The Mitchells vs the Machines offers much of what we’ve come to expect from the producing team of Phil Lord and Christopher Miller, to the point that they’ve managed to cultivate a signature style. Here, the way the film’s 3D animation invokes hand-drawn imperfections is inherited from Spider-Man: Into the Spider-Verse. The use of chaotic collage effects that nod to early 2000s internet videos, where kitten heads explode into lasers, were already present in 21 Jump Street. And the film’s cine-literate jokes fall in line with the LEGO Movie franchise – one scene involving vicious, Ewok-like Furbies is bound to stick around in pop culture until the end of the year. The Mitchells’ loaf-like dog, whose grunts are kindly provided by celebra-pup Doug the Pug, is equally primed to become a viral sensation.

But that’s not to say the voices of director Mike Rianda and his co-writer Jeff Rowe have simply been absorbed into some larger, cultural behemoth. They’ve put great care into crafting these characters, especially when it comes to the relationship between Rick and Katie – it’s still quite rare for mainstream cinema to celebrate, at its core, a loving father-daughter bond.

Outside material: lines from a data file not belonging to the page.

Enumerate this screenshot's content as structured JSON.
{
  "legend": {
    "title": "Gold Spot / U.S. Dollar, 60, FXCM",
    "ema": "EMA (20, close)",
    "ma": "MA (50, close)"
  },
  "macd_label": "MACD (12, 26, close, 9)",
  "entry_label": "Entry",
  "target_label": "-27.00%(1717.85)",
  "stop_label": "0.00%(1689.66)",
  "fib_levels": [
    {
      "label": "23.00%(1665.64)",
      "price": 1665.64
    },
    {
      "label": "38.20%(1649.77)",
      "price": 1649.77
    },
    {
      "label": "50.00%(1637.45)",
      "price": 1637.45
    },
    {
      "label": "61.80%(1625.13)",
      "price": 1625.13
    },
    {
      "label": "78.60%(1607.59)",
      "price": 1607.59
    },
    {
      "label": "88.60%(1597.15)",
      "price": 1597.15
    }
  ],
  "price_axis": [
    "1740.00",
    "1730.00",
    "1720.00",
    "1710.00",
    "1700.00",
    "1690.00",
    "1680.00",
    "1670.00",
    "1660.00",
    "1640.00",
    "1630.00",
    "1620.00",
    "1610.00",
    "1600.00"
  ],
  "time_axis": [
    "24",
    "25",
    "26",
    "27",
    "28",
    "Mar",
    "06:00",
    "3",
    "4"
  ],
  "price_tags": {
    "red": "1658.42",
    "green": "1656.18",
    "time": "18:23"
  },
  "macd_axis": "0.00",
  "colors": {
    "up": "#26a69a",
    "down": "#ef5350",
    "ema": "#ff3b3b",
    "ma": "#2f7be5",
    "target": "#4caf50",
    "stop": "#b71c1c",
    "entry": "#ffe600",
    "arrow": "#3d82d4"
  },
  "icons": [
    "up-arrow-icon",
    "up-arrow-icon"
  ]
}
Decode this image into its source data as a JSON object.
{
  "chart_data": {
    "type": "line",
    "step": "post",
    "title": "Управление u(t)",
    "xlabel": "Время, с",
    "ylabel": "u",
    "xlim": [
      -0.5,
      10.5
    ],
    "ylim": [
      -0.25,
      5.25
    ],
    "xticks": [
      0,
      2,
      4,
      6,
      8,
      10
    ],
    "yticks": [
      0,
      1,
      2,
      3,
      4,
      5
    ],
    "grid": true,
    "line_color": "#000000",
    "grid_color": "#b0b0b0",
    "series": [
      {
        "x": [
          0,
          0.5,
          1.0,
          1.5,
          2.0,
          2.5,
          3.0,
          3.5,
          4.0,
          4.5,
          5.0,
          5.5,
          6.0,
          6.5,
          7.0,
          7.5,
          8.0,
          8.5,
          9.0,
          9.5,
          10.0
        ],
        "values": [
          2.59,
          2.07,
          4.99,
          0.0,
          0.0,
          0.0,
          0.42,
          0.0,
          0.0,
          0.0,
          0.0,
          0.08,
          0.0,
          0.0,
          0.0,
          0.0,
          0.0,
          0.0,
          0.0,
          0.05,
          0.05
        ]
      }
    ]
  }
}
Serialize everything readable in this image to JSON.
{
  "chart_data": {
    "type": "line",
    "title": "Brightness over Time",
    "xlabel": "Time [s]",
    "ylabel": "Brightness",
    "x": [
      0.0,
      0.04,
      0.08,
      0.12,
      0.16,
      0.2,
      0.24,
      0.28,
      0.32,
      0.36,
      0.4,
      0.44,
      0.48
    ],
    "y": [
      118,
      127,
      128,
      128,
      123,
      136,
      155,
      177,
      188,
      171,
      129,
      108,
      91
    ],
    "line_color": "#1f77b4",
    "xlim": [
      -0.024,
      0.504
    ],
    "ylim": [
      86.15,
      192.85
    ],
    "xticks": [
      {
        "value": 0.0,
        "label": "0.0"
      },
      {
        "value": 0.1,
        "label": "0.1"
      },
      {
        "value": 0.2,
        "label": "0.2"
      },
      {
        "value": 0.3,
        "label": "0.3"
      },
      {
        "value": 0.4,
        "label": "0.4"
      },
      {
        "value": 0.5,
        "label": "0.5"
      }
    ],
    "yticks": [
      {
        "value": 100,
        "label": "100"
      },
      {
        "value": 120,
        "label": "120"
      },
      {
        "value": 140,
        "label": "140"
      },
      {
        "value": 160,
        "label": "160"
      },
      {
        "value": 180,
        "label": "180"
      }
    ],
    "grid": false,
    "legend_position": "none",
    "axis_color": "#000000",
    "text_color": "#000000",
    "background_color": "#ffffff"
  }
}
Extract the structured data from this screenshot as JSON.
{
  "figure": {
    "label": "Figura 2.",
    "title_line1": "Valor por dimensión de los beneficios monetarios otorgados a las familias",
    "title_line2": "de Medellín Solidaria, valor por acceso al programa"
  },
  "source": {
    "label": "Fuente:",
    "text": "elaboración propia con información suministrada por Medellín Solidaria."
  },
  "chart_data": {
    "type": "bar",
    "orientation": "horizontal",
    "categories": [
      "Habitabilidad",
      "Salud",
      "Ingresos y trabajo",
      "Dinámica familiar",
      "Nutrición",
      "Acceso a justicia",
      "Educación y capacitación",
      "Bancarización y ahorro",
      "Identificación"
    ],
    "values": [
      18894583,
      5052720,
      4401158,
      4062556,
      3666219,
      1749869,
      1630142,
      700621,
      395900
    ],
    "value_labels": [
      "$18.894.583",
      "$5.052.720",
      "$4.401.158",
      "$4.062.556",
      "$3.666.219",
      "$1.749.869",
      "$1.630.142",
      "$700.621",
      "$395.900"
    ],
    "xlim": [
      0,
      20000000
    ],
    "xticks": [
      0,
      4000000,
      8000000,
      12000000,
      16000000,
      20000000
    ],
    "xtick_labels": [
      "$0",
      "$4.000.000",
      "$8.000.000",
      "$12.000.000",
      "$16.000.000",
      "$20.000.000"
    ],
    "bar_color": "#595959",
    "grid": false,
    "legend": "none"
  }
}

The Mitchells’ loaf-like dog, whose grunts are kindly provided by celebra-pup Doug the Pug, is equally primed to become a viral sensation
The Mitchells’ loaf-like dog, whose grunts are kindly provided by celebra-pup Doug the Pug, is equally primed to become a viral sensation (Netflix)

And while the Mitchells have the familiar family dynamic of a goofy, adventurous father and a more practical mother (Maya Rudolph’s Linda), the latter isn’t robbed of her humour and wit, thanks mostly to Rudolph’s sweet, dorky performance. She’s upstaged only by the film’s most relatable character, her son Aaron (voiced by Rianda himself). He spends his days flipping through the phonebook until he can find someone to talk to him about dinosaurs.

The Mitchells might be dysfunctional, and the film even touches on how social media aggravates our personal jealousies, thanks to their yoga-loving neighbours voiced by John Legend and Chrissy Teigen. But, in the end, Rianda’s film preaches that the strongest families are simply those that see and listen to each other – app notifications be damned.